Banana negra, frutilesbiana o cuál es el chiste de las frutinovelas
El éxito de un culebrón hecho con IA muestra por qué no conectaremos de forma plena con estas creaciones


“Yo haciendo series para que vos te enganches con las frutas infieles”, publica Netflix Argentina en sus redes sociales. Si pillo el chiste desde España es porque las frutinovelas son un fenómeno global que ha conquistado internet en apenas unos meses. Se trata de breves vídeos de una ficción viral producida con inteligencia artificial, de bajísima calidad y un éxito sin precedentes. Es imposible enfrentarse a la primera dosis de frutas infieles sin sonreír. Lo difícil es saber, dentro del chiste, si los humanos nos reímos de este producto de la IA o si es la IA quien se ha empezado a reír de nosotros.

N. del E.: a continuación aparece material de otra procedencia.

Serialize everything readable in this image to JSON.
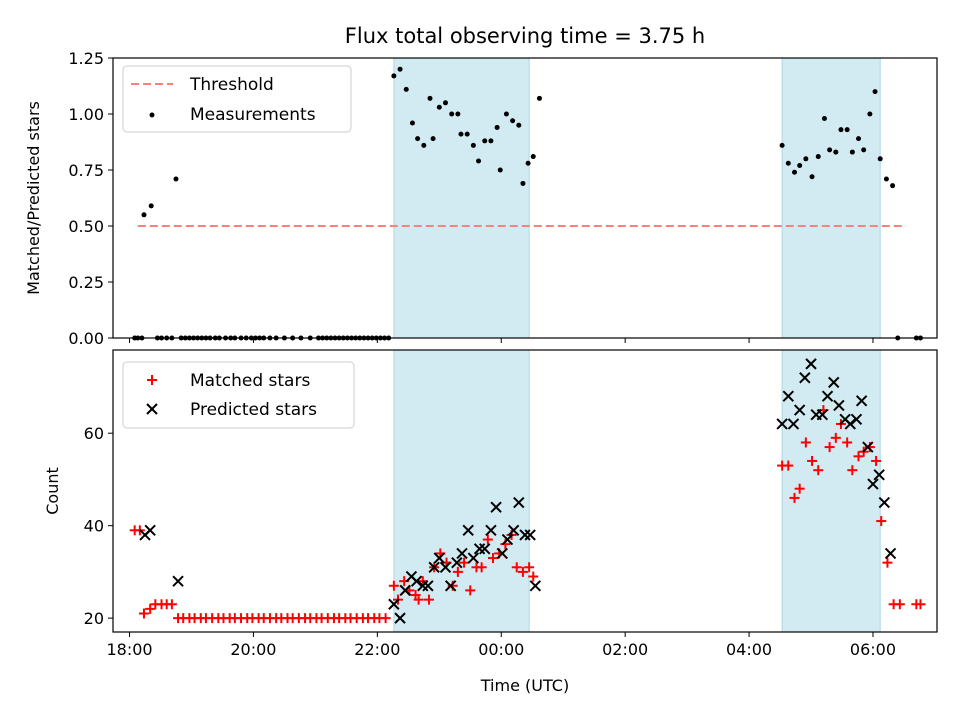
{
  "figure": {
    "title": "Flux total observing time = 3.75 h",
    "xlabel": "Time (UTC)"
  },
  "colors": {
    "span_fill": "#add8e6",
    "threshold": "#ff7f7f",
    "measurements": "#000000",
    "matched": "#ff0000",
    "predicted": "#000000"
  },
  "chart_data": [
    {
      "type": "scatter",
      "panel": "top",
      "ylabel": "Matched/Predicted stars",
      "xlim": [
        "17:44",
        "07:02"
      ],
      "ylim": [
        0,
        1.25
      ],
      "x_ticks": [
        "18:00",
        "20:00",
        "22:00",
        "00:00",
        "02:00",
        "04:00",
        "06:00"
      ],
      "y_ticks": [
        "0.00",
        "0.25",
        "0.50",
        "0.75",
        "1.00",
        "1.25"
      ],
      "shaded_spans": [
        [
          "22:16",
          "00:27"
        ],
        [
          "04:32",
          "06:07"
        ]
      ],
      "legend": {
        "position": "top-left",
        "entries": [
          "Threshold",
          "Measurements"
        ]
      },
      "threshold": {
        "name": "Threshold",
        "x": [
          "18:08",
          "06:32"
        ],
        "y": 0.5,
        "style": "dashed"
      },
      "series": [
        {
          "name": "Measurements",
          "points": [
            [
              "18:05",
              0
            ],
            [
              "18:08",
              0
            ],
            [
              "18:12",
              0
            ],
            [
              "18:14",
              0.55
            ],
            [
              "18:21",
              0.59
            ],
            [
              "18:27",
              0
            ],
            [
              "18:31",
              0
            ],
            [
              "18:36",
              0
            ],
            [
              "18:41",
              0
            ],
            [
              "18:45",
              0.71
            ],
            [
              "18:50",
              0
            ],
            [
              "18:54",
              0
            ],
            [
              "18:58",
              0
            ],
            [
              "19:02",
              0
            ],
            [
              "19:06",
              0
            ],
            [
              "19:10",
              0
            ],
            [
              "19:14",
              0
            ],
            [
              "19:18",
              0
            ],
            [
              "19:23",
              0
            ],
            [
              "19:27",
              0
            ],
            [
              "19:33",
              0
            ],
            [
              "19:38",
              0
            ],
            [
              "19:42",
              0
            ],
            [
              "19:48",
              0
            ],
            [
              "19:53",
              0
            ],
            [
              "19:58",
              0
            ],
            [
              "20:02",
              0
            ],
            [
              "20:06",
              0
            ],
            [
              "20:10",
              0
            ],
            [
              "20:16",
              0
            ],
            [
              "20:22",
              0
            ],
            [
              "20:30",
              0
            ],
            [
              "20:38",
              0
            ],
            [
              "20:46",
              0
            ],
            [
              "20:55",
              0
            ],
            [
              "21:03",
              0
            ],
            [
              "21:07",
              0
            ],
            [
              "21:11",
              0
            ],
            [
              "21:15",
              0
            ],
            [
              "21:19",
              0
            ],
            [
              "21:23",
              0
            ],
            [
              "21:27",
              0
            ],
            [
              "21:31",
              0
            ],
            [
              "21:35",
              0
            ],
            [
              "21:39",
              0
            ],
            [
              "21:43",
              0
            ],
            [
              "21:47",
              0
            ],
            [
              "21:51",
              0
            ],
            [
              "21:55",
              0
            ],
            [
              "21:59",
              0
            ],
            [
              "22:03",
              0
            ],
            [
              "22:07",
              0
            ],
            [
              "22:11",
              0
            ],
            [
              "22:16",
              1.17
            ],
            [
              "22:22",
              1.2
            ],
            [
              "22:28",
              1.11
            ],
            [
              "22:34",
              0.96
            ],
            [
              "22:39",
              0.89
            ],
            [
              "22:45",
              0.86
            ],
            [
              "22:51",
              1.07
            ],
            [
              "22:54",
              0.89
            ],
            [
              "23:00",
              1.03
            ],
            [
              "23:06",
              1.05
            ],
            [
              "23:12",
              1.0
            ],
            [
              "23:18",
              1.0
            ],
            [
              "23:21",
              0.91
            ],
            [
              "23:27",
              0.91
            ],
            [
              "23:33",
              0.86
            ],
            [
              "23:38",
              0.79
            ],
            [
              "23:44",
              0.88
            ],
            [
              "23:50",
              0.88
            ],
            [
              "23:56",
              0.94
            ],
            [
              "23:59",
              0.75
            ],
            [
              "00:05",
              1.0
            ],
            [
              "00:11",
              0.97
            ],
            [
              "00:17",
              0.95
            ],
            [
              "00:21",
              0.69
            ],
            [
              "00:26",
              0.78
            ],
            [
              "00:31",
              0.81
            ],
            [
              "00:37",
              1.07
            ],
            [
              "04:32",
              0.86
            ],
            [
              "04:38",
              0.78
            ],
            [
              "04:44",
              0.74
            ],
            [
              "04:49",
              0.77
            ],
            [
              "04:55",
              0.8
            ],
            [
              "05:01",
              0.72
            ],
            [
              "05:07",
              0.81
            ],
            [
              "05:13",
              0.98
            ],
            [
              "05:18",
              0.84
            ],
            [
              "05:24",
              0.83
            ],
            [
              "05:29",
              0.93
            ],
            [
              "05:35",
              0.93
            ],
            [
              "05:40",
              0.83
            ],
            [
              "05:46",
              0.89
            ],
            [
              "05:51",
              0.84
            ],
            [
              "05:57",
              1.0
            ],
            [
              "06:02",
              1.1
            ],
            [
              "06:07",
              0.8
            ],
            [
              "06:13",
              0.71
            ],
            [
              "06:19",
              0.68
            ],
            [
              "06:24",
              0
            ],
            [
              "06:42",
              0
            ],
            [
              "06:46",
              0
            ]
          ]
        }
      ]
    },
    {
      "type": "scatter",
      "panel": "bottom",
      "ylabel": "Count",
      "xlim": [
        "17:44",
        "07:02"
      ],
      "ylim": [
        17,
        78
      ],
      "x_ticks": [
        "18:00",
        "20:00",
        "22:00",
        "00:00",
        "02:00",
        "04:00",
        "06:00"
      ],
      "y_ticks": [
        "20",
        "40",
        "60"
      ],
      "shaded_spans": [
        [
          "22:16",
          "00:27"
        ],
        [
          "04:32",
          "06:07"
        ]
      ],
      "legend": {
        "position": "top-left",
        "entries": [
          "Matched stars",
          "Predicted stars"
        ]
      },
      "series": [
        {
          "name": "Matched stars",
          "marker": "plus",
          "points": [
            [
              "18:05",
              39
            ],
            [
              "18:10",
              39
            ],
            [
              "18:14",
              21
            ],
            [
              "18:20",
              22
            ],
            [
              "18:25",
              23
            ],
            [
              "18:31",
              23
            ],
            [
              "18:36",
              23
            ],
            [
              "18:41",
              23
            ],
            [
              "18:47",
              20
            ],
            [
              "18:52",
              20
            ],
            [
              "18:58",
              20
            ],
            [
              "19:03",
              20
            ],
            [
              "19:09",
              20
            ],
            [
              "19:14",
              20
            ],
            [
              "19:20",
              20
            ],
            [
              "19:26",
              20
            ],
            [
              "19:31",
              20
            ],
            [
              "19:37",
              20
            ],
            [
              "19:42",
              20
            ],
            [
              "19:48",
              20
            ],
            [
              "19:54",
              20
            ],
            [
              "19:59",
              20
            ],
            [
              "20:05",
              20
            ],
            [
              "20:10",
              20
            ],
            [
              "20:16",
              20
            ],
            [
              "20:22",
              20
            ],
            [
              "20:27",
              20
            ],
            [
              "20:33",
              20
            ],
            [
              "20:38",
              20
            ],
            [
              "20:44",
              20
            ],
            [
              "20:50",
              20
            ],
            [
              "20:55",
              20
            ],
            [
              "21:01",
              20
            ],
            [
              "21:06",
              20
            ],
            [
              "21:12",
              20
            ],
            [
              "21:18",
              20
            ],
            [
              "21:23",
              20
            ],
            [
              "21:29",
              20
            ],
            [
              "21:34",
              20
            ],
            [
              "21:40",
              20
            ],
            [
              "21:46",
              20
            ],
            [
              "21:51",
              20
            ],
            [
              "21:57",
              20
            ],
            [
              "22:02",
              20
            ],
            [
              "22:08",
              20
            ],
            [
              "22:16",
              27
            ],
            [
              "22:20",
              24
            ],
            [
              "22:26",
              28
            ],
            [
              "22:31",
              26
            ],
            [
              "22:37",
              25
            ],
            [
              "22:40",
              24
            ],
            [
              "22:44",
              28
            ],
            [
              "22:50",
              24
            ],
            [
              "22:55",
              31
            ],
            [
              "23:01",
              34
            ],
            [
              "23:07",
              32
            ],
            [
              "23:13",
              27
            ],
            [
              "23:18",
              30
            ],
            [
              "23:24",
              32
            ],
            [
              "23:30",
              26
            ],
            [
              "23:36",
              31
            ],
            [
              "23:41",
              31
            ],
            [
              "23:47",
              37
            ],
            [
              "23:52",
              33
            ],
            [
              "23:58",
              34
            ],
            [
              "00:04",
              36
            ],
            [
              "00:10",
              38
            ],
            [
              "00:15",
              31
            ],
            [
              "00:21",
              30
            ],
            [
              "00:27",
              31
            ],
            [
              "00:31",
              29
            ],
            [
              "04:32",
              53
            ],
            [
              "04:38",
              53
            ],
            [
              "04:44",
              46
            ],
            [
              "04:49",
              48
            ],
            [
              "04:55",
              58
            ],
            [
              "05:01",
              54
            ],
            [
              "05:07",
              52
            ],
            [
              "05:12",
              65
            ],
            [
              "05:18",
              57
            ],
            [
              "05:24",
              59
            ],
            [
              "05:29",
              62
            ],
            [
              "05:35",
              58
            ],
            [
              "05:40",
              52
            ],
            [
              "05:46",
              55
            ],
            [
              "05:51",
              56
            ],
            [
              "05:57",
              57
            ],
            [
              "06:03",
              54
            ],
            [
              "06:08",
              41
            ],
            [
              "06:14",
              32
            ],
            [
              "06:20",
              23
            ],
            [
              "06:26",
              23
            ],
            [
              "06:42",
              23
            ],
            [
              "06:46",
              23
            ]
          ]
        },
        {
          "name": "Predicted stars",
          "marker": "x",
          "points": [
            [
              "18:15",
              38
            ],
            [
              "18:20",
              39
            ],
            [
              "18:47",
              28
            ],
            [
              "22:16",
              23
            ],
            [
              "22:22",
              20
            ],
            [
              "22:27",
              26
            ],
            [
              "22:33",
              29
            ],
            [
              "22:38",
              28
            ],
            [
              "22:44",
              27
            ],
            [
              "22:49",
              27
            ],
            [
              "22:55",
              31
            ],
            [
              "23:00",
              33
            ],
            [
              "23:06",
              31
            ],
            [
              "23:11",
              27
            ],
            [
              "23:17",
              32
            ],
            [
              "23:22",
              34
            ],
            [
              "23:28",
              39
            ],
            [
              "23:33",
              33
            ],
            [
              "23:39",
              35
            ],
            [
              "23:44",
              35
            ],
            [
              "23:50",
              39
            ],
            [
              "23:55",
              44
            ],
            [
              "00:01",
              34
            ],
            [
              "00:06",
              37
            ],
            [
              "00:12",
              39
            ],
            [
              "00:17",
              45
            ],
            [
              "00:23",
              38
            ],
            [
              "00:28",
              38
            ],
            [
              "00:33",
              27
            ],
            [
              "04:32",
              62
            ],
            [
              "04:38",
              68
            ],
            [
              "04:43",
              62
            ],
            [
              "04:49",
              65
            ],
            [
              "04:54",
              72
            ],
            [
              "05:00",
              75
            ],
            [
              "05:05",
              64
            ],
            [
              "05:11",
              64
            ],
            [
              "05:16",
              68
            ],
            [
              "05:22",
              71
            ],
            [
              "05:27",
              66
            ],
            [
              "05:33",
              63
            ],
            [
              "05:38",
              62
            ],
            [
              "05:44",
              63
            ],
            [
              "05:49",
              67
            ],
            [
              "05:55",
              57
            ],
            [
              "06:00",
              49
            ],
            [
              "06:06",
              51
            ],
            [
              "06:11",
              45
            ],
            [
              "06:17",
              34
            ]
          ]
        }
      ]
    }
  ]
}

El contenido es humorístico y combina la estética de la telenovela con personajes antropomorfos —frutas con rasgos humanos— muy sexualizados. Aunque se trate de frutas, presentan proporciones corporales idealizadas, como cinturas estrechas, caderas pronunciadas y pectorales marcados en ambos géneros, todo ello acompañado de un guion melodramático incongruente que refuerza la comicidad. El primer visionado despierta, como todos los productos sintéticos, una mezcla de deslumbramiento y extrañeza. Todo lo que ves te asombra, pero nada de lo que ves te importa. Es un contenido condenado a ser trivial, porque la mirada del espectador parte de la corteza más epidérmica de la mente, el único lugar desde el que estamos dispuestos a relacionarnos con una ficción hecha con IA. Después de años de prensa especializada y gurús prediciendo lo que la IA podría llegar a hacer en el terreno de la creación artística y su terrible amenaza para los humildes artesanos humanos (juntaletras, realizadores, actores…), resulta que las frutinovelas han llegado para señalar el cuerpo desnudo de la IA. Ellas son la prueba no tanto de lo que esta tecnología puede hacer, sino del tipo de atención que los humanos estamos dispuestos a prestarle. Banana Negra, Frutilesbiana y la señora Limón Limoné me han enseñado que la discusión no es lo que puede crear la IA, sino cómo vamos nosotros, los humanos, a relacionarnos con estas creaciones.
La mirada humana está envuelta en capas de complejidad, de memoria, de experiencia, de imaginación, de afectos y de profundidad. Ahora bien, nuestra mirada es selectiva. No miramos igual las Meninas de Velázquez en el Prado que una copia perfecta en la pared de un restaurante. No porque seamos siempre capaces de distinguir lo verdadero de lo falso, sino porque el aura del objeto artístico, su verdad y su humanidad, son lo que dispara en nosotros una atención comprometida y profunda. Esto lo explicó muy bien Walter Benjamin en La obra de arte en la época de su reproductibilidad técnica, pero las frutinovelas encarnan, de manera inesperada y con mayor difusión, su misma tesis. Lo humano solo se relaciona afectivamente con aquello que considera humano, es decir, con aquello que está cargado de memoria y sensibilidad. La ficción de la IA puede llegar hasta la parodia, el juego, el salseo, pero nunca tendrá una relación de conciencia a conciencia, porque simplemente la humanidad no le ha adjudicado ese privilegio. Eso no significa que sea inocua. La trivialidad puede disfrutarse ocasionalmente, pero abusar de ella es, en el fondo, como someter el alma a una dieta de ultraprocesados, por mucho que el producto se disfrace de saludable fruta.